The art of not saying, or how to manipulate language to blur reality. A delicate balancing act where the goal is no longer to inform but to shape perception. With his sharp pen, Clément Viktorovitch takes us deep into the intricacies of political communication. Are we still truly communicating? Or are we merely witnessing a carefully orchestrated performance where every word is chosen not to clarify, but to steer, influence… or even mislead?
Rhetoric has always been a powerful weapon: more than a tool to explain the world, it makes it acceptable. Take a classic political speech: a stage is set for imminent disaster—soaring unemployment, rising insecurity, an all-encompassing crisis—not to offer solutions, but to instill fear. Because a fearful electorate is a pliable electorate. Add to this the “scare words”—vague yet effective terms like “the system,” “the elites,” or “benevolent management” in corporations—and you have the perfect formula for a speech that clarifies nothing but stirs emotions.
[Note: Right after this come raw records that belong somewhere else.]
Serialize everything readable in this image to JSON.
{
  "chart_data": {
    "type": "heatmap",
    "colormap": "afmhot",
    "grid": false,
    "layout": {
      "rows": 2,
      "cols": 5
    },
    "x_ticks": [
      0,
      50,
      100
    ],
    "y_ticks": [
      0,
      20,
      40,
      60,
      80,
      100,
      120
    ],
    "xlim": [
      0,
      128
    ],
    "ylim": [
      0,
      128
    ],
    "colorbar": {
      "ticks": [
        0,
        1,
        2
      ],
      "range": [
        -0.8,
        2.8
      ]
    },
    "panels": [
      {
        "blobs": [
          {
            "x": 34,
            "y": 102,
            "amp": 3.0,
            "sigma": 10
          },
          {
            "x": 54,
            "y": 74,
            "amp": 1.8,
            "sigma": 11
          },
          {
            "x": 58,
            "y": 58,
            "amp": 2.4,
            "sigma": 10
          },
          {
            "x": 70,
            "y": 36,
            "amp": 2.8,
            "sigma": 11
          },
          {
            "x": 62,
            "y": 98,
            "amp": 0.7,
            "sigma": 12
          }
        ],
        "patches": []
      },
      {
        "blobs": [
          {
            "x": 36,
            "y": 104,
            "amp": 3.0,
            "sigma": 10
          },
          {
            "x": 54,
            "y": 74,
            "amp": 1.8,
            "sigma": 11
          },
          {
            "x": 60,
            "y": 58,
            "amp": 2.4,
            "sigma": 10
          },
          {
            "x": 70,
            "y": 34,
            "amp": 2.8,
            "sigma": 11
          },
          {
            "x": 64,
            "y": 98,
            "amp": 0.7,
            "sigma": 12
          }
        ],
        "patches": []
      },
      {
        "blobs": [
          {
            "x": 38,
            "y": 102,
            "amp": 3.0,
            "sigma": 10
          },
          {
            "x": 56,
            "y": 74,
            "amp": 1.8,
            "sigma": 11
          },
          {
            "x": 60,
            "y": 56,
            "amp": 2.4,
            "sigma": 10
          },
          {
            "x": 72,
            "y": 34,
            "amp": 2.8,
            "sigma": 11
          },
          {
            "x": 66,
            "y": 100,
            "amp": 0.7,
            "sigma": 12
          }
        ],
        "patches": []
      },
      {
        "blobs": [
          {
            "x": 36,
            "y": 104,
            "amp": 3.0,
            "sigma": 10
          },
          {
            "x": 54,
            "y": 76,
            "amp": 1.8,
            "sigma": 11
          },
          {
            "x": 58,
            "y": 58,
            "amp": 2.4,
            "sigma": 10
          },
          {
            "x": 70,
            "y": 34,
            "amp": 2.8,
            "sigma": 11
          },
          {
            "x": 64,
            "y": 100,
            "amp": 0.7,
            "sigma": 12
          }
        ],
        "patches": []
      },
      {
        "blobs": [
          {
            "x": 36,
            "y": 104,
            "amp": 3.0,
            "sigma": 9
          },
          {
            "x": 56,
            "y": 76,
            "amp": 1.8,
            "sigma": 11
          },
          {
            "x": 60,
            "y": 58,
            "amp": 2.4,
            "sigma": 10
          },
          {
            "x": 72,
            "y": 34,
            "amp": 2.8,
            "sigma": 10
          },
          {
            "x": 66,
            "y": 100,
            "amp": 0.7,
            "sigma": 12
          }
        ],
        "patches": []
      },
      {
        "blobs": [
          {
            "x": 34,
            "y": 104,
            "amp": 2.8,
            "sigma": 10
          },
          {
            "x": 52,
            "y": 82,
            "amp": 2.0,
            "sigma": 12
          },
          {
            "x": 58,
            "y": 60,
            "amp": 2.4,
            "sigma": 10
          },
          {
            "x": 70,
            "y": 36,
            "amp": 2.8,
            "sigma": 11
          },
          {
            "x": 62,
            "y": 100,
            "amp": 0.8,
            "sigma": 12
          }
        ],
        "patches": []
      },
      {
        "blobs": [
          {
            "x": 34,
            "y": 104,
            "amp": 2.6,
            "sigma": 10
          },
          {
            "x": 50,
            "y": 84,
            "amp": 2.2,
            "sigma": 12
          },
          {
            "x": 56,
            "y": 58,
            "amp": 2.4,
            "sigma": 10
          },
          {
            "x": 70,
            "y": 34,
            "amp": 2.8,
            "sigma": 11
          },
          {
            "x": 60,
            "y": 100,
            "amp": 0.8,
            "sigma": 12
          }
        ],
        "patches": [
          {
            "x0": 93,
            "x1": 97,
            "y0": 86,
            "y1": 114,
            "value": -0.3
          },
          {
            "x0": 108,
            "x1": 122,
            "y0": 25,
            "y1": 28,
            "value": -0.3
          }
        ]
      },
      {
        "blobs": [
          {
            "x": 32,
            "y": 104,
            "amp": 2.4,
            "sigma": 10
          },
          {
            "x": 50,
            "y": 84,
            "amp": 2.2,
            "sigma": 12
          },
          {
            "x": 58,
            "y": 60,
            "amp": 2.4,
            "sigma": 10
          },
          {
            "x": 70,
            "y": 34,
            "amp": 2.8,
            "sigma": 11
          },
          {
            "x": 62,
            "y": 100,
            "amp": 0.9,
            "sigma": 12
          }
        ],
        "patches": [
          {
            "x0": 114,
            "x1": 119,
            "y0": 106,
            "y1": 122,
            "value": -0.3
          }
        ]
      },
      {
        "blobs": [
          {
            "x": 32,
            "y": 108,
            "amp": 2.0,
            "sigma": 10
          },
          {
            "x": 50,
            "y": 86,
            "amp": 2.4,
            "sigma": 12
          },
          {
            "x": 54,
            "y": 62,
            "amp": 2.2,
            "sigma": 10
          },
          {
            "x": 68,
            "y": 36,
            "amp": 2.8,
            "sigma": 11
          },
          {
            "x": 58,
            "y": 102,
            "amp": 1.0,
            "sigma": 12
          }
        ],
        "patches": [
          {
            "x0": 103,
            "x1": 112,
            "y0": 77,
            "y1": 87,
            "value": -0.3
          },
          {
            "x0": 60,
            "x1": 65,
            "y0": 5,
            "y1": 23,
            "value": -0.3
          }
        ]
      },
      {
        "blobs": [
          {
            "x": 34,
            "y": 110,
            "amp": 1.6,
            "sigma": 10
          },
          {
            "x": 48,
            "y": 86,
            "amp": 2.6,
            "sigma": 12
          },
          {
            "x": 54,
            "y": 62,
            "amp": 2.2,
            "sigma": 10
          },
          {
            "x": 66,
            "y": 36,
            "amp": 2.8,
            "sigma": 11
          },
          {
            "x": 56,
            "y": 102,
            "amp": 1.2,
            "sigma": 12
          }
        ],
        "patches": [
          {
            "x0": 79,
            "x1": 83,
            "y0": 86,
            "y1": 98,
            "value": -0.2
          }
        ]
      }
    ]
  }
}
« À force de remporter nos victoires par le vide, la politique est devenue, non plus un dialogue de sourds, mais un débat de muets. » (“By winning our battles with emptiness, politics has become not a dialogue between the deaf, but a debate between the mute.”)
This is nothing new. But today, we have entered a new era of communication: the age of post-truth, where emotion trumps facts, and where a statement, if repeated with enough conviction, becomes an alternative reality. Words no longer simply conceal reality—they invert it. This is how “anticatastases” emerge: statements that blatantly contradict reality without even attempting to disguise their inconsistency. Nowadays, the undeniable can be denied with impunity, simply by delivering falsehoods with unwavering confidence. What was once the art of not saying has now become the art of saying what isn’t.
More than just an analysis of rhetorical techniques, this book highlights the ethics of discourse and reminds us that language is not merely a tool of influence but also a space for the confrontation of ideas, where authenticity should take precedence. In a world where words no longer reflect reality but reshape it, listening, understanding, and questioning are no longer just intellectual exercises—they are acts of resistance.
An essential reflection on our relationship with reality.